OpenAI founder Sam Altman, creator of ChatGPT

OpenAI founder Sam Altman, creator of ChatGPT (TechCrunch/Flickr)

Savreux and other AI trainers have devoted countless hours to improving ChatGPT and other OpenAI systems. In addition to labeling images and making predictions about the text that these AI systems should produce next, they also provide crucial training data. This important job pays $15 per hour and up, with no benefits.

“We are grunt workers, but there would be no AI language systems without it,” said Savreux, who has worked for tech startups like OpenAI. “You can design all the neural networks you want, you can get all the researchers involved you want, but without labelers, you have no ChatGPT. You have nothing.”

In the field of AI, where the spotlight is focused on the technological advancements and the researchers who made them, this labor-intensive work frequently goes unnoticed. According to Sonam Jindal, the program lead for AI, labor, and the economy at the Partnership on AI, “A lot of the discourse around AI is very congratulatory. But we’re missing a big part of the story: that this is still hugely reliant on a large human workforce.”

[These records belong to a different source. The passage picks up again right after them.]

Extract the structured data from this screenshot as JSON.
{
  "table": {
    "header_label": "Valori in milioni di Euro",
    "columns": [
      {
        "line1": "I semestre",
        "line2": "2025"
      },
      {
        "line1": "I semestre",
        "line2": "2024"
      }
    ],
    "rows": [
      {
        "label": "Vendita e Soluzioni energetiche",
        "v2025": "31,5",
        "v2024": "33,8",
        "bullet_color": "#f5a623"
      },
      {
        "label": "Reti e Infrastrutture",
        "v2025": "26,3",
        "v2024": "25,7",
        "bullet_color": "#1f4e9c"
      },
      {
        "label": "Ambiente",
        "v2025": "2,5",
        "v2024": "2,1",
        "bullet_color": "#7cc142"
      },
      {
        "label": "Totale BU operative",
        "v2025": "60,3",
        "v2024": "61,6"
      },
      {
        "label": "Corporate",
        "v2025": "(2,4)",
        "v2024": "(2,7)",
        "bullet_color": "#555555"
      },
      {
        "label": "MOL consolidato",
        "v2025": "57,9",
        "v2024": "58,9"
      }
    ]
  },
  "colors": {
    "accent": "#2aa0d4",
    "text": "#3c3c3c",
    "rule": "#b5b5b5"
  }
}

AI contract work is frequently unpredictable and anonymous, with employees hired under written contracts by either the employer directly or by a third-party vendor that specializes in temporary employment or outsourcing. The absence of benefits like health insurance for these workers typically results in lower costs for tech companies but may expose the workforce to risk.

The Partnership on AI has demanded equitable pay and better working conditions for contract AI workers. DeepMind, a Google AI subsidiary, is the only tech company to have made a public commitment to these principles so far. “A lot of people have recognized that this is important to do. The challenge now is to get companies to do it,” said Jindal.